1. Ask yourself why? If you ever find yourself becoming an emotional wreck because of negativity around you, ask yourself why. Why am I focusing on the negativity? Why am I ignoring the good while finding the bad? Only your thoughts can upset you. Stop thinking about it. A criticism may be right or wrong. If it is wrong then it is the other person's fault. They are not perfect and have made a mistake. If the criticism is right, it still should not be upsetting. Instead, use it as a tool to better yourself.
2. If rejection can happen to him it can happen to you. Reflect on this noble Prophetic supplication that he made after he was brutally rejected in Taif: “Oh Allāh if you are not angry with me than I do not care what you do with me.”
3. Try to remember the last time you got upset at someone and said something that you may have not meant, or something that you exaggerated. Did your saying that make the person totally worthless? No, of course not. So why would them saying something negative to you make you totally worthless? When you are so hurt because someone doesn't like you, you are making them perfect judges. Only Allāh is the perfect Judge, do not give them a power that doesn't belong to them.
4. Use a counseling technique:
Listen to your internal voice. Write down the thoughts as you hear them in your head. Are you using negative language?
Categorize which cognitive distortion each thought is under. You will start seeing patterns. Counter your negative self-talk, ask yourself: What is the evidence for this? Is this ALWAYS true? Has this been true in the past? Write down some alternative statements.
Say these constructive statements out loud. Do this every time.
5. Question your past: If you have internalized a negative event in your life, focus on the event — ask yourself, are you generally a good person? Do people usually like you?

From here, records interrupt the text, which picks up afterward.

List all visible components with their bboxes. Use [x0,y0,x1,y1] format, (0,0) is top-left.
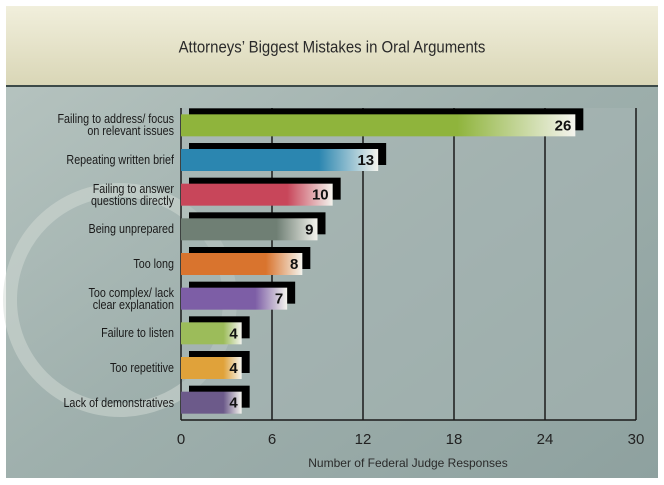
bar [181,357,242,379]
x-tick-label: 6 [268,431,276,448]
value-label: 10 [312,187,329,204]
y-tick-label: Lack of demonstratives [63,395,174,410]
x-tick-label: 18 [446,431,463,448]
y-tick-label: Too complex/ lack clear explanation [88,285,174,312]
y-tick-label: Too long [133,257,174,271]
bar [181,287,288,310]
value-label: 4 [229,395,238,412]
y-tick-label: Too repetitive [110,361,174,375]
value-label: 7 [275,291,283,308]
bar [181,322,242,345]
title-band [6,6,658,86]
bar [181,391,242,414]
bar [181,149,379,171]
chart-title: Attorneys’ Biggest Mistakes in Oral Argu… [179,39,486,57]
value-label: 4 [229,360,238,377]
value-label: 8 [290,256,298,273]
bar [181,183,333,206]
y-tick-label: Failing to address/ focus on relevant is… [57,112,174,139]
x-axis-label: Number of Federal Judge Responses [308,456,507,470]
x-tick-label: 24 [537,431,554,448]
x-tick-label: 30 [628,431,645,448]
y-tick-label: Failure to listen [101,326,174,341]
value-label: 4 [229,325,238,342]
value-label: 26 [555,117,572,134]
value-label: 13 [357,152,374,169]
value-label: 9 [305,221,313,238]
y-tick-label: Being unprepared [88,222,174,237]
bar [181,114,576,137]
x-tick-label: 0 [177,431,185,448]
y-tick-label: Failing to answer questions directly [90,181,174,208]
x-tick-label: 12 [355,431,372,448]
y-tick-label: Repeating written brief [66,153,174,167]
bar [181,218,318,241]
bar [181,253,303,275]
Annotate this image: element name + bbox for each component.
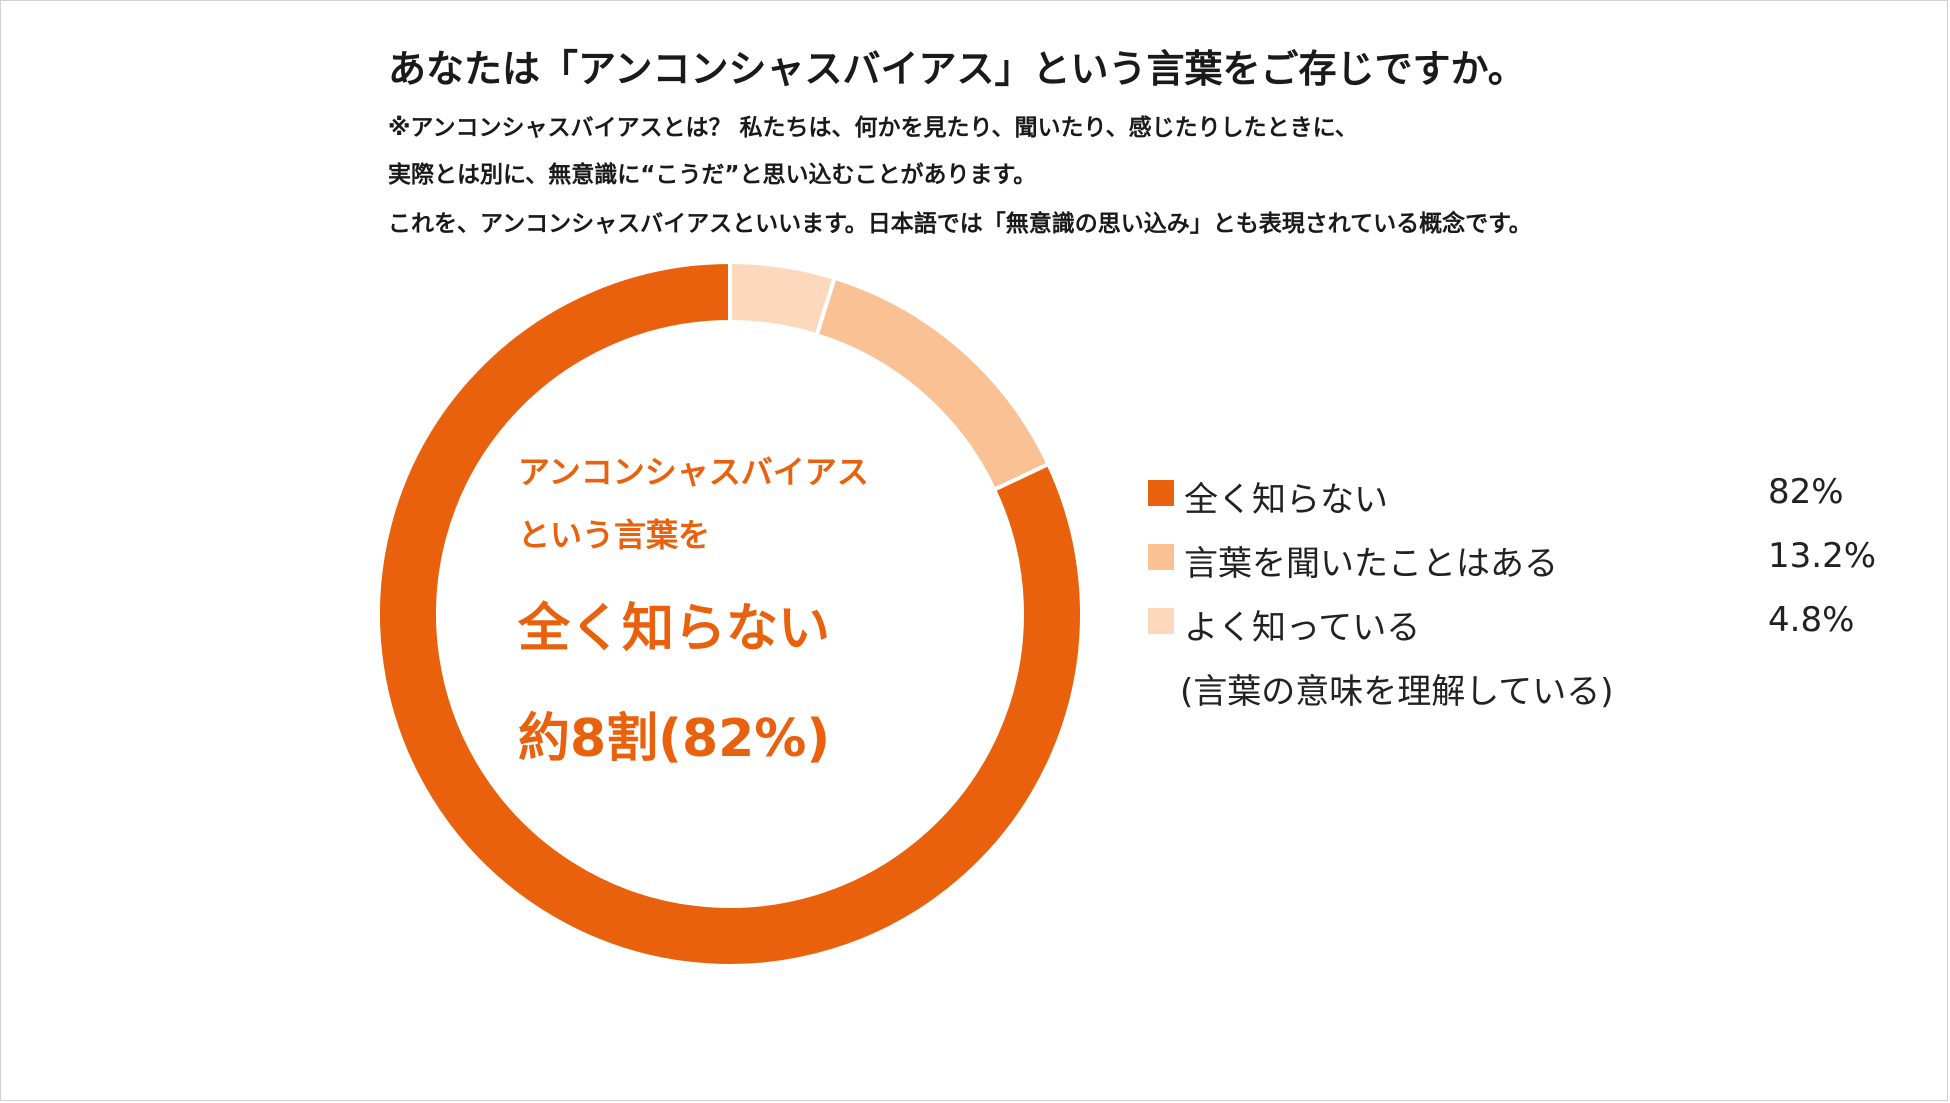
legend-value: 13.2%: [1768, 536, 1877, 576]
legend-item-heard: 言葉を聞いたことはある 13.2%: [1148, 536, 1888, 584]
chart-title: あなたは「アンコンシャスバイアス」という言葉をご存じですか。: [388, 47, 1526, 91]
legend-label: よく知っている: [1184, 608, 1421, 648]
center-label-line-3: 全く知らない: [518, 599, 831, 659]
legend-label: 全く知らない: [1184, 480, 1388, 520]
note-line-2: 実際とは別に、無意識に“こうだ”と思い込むことがあります。: [388, 162, 1037, 188]
legend-sub-label: (言葉の意味を理解している): [1180, 672, 1614, 712]
legend-value: 4.8%: [1768, 600, 1855, 640]
legend-swatch-know-well: [1148, 608, 1174, 634]
note-line-3: これを、アンコンシャスバイアスといいます。日本語では「無意識の思い込み」とも表現…: [388, 211, 1532, 237]
center-label-line-2: という言葉を: [518, 516, 711, 554]
center-label-line-1: アンコンシャスバイアス: [518, 453, 869, 491]
legend-swatch-heard: [1148, 544, 1174, 570]
legend-item-not-know: 全く知らない 82%: [1148, 472, 1888, 520]
legend-value: 82%: [1768, 472, 1844, 512]
legend-item-know-well: よく知っている 4.8%: [1148, 600, 1888, 648]
legend-label: 言葉を聞いたことはある: [1184, 544, 1558, 584]
legend-swatch-not-know: [1148, 480, 1174, 506]
center-label-line-4: 約8割(82%): [518, 709, 831, 769]
note-line-1: ※アンコンシャスバイアスとは？ 私たちは、何かを見たり、聞いたり、感じたりしたと…: [388, 115, 1358, 141]
donut-slice-0: [376, 259, 1084, 968]
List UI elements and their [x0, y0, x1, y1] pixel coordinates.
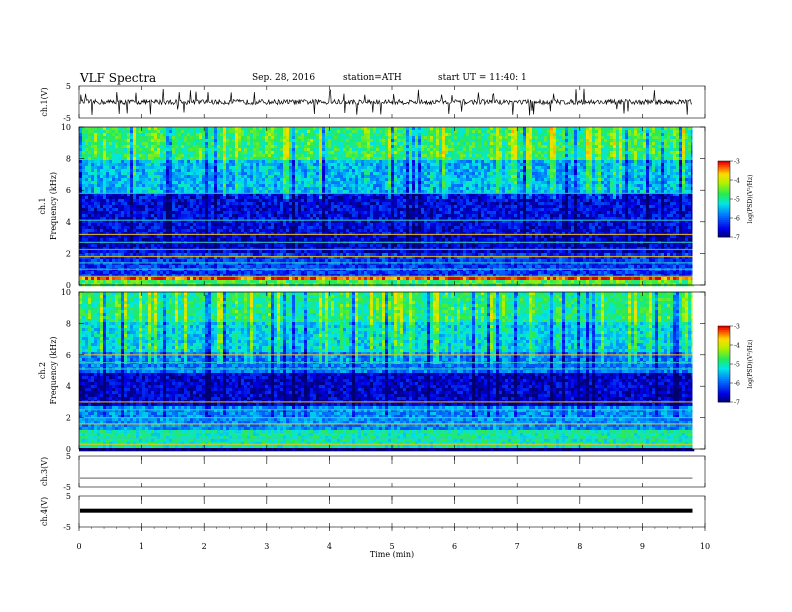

Does it really matter what a handful of people think or thought about you?
6. Learn the Lesson: If there are people in your life who do not like you, think about why they are in your life. They may have a real lesson for you to learn. But then let it go. Concentrate on yourself, work on liking you. Is there a trait of yours you do not like? Change that. Meditate. Pray.
7. Concentrate on the benefit that your existence has on this Earth.
8. Don't fear being alone because you are never alone -- Allāh is your companion and friend in this world. It will give you sakinah, peace, knowing that there is always someone who will be waiting for you to come back to Him.
9. Build a support system around you -- people who are honest with you and let you say what you need to say. Focus on the amazing, incredible, positive people who encourage, support and love you no matter what.
10. Ask yourself if this is suma, the need to seek reputation. This is a disease of the heart.
11. Don't let the Drama Queen/King out: We only have so much energy and this is such a poor investment of our emotions. You will be exhausted trying to get everyone to like you. I know I go through this too. It is the drama queen (king) in us – we have tried to overcome her (him) through deen but s/he sneaks up on us from time to time. Don't let her (him). S/he wants to make a big deal of something small, obsessing about the trivial. Remember feelings are just that, feelings, and they change. You will not feel the same way the next day.
Our energy is also an amānah from Allāh. So let go of the negativity. Tell yourself that this is not the best use of your energy. It doesn't help you in any way. Imām al-Shafi' says that, “There is nobody except that he has someone who loves him and someone who hates him. So if that's the case, let a person be with the people who are obedient to Allāh 'azza wa jall!' (as they love and hate for the sake of Allāh and they are not unjust).”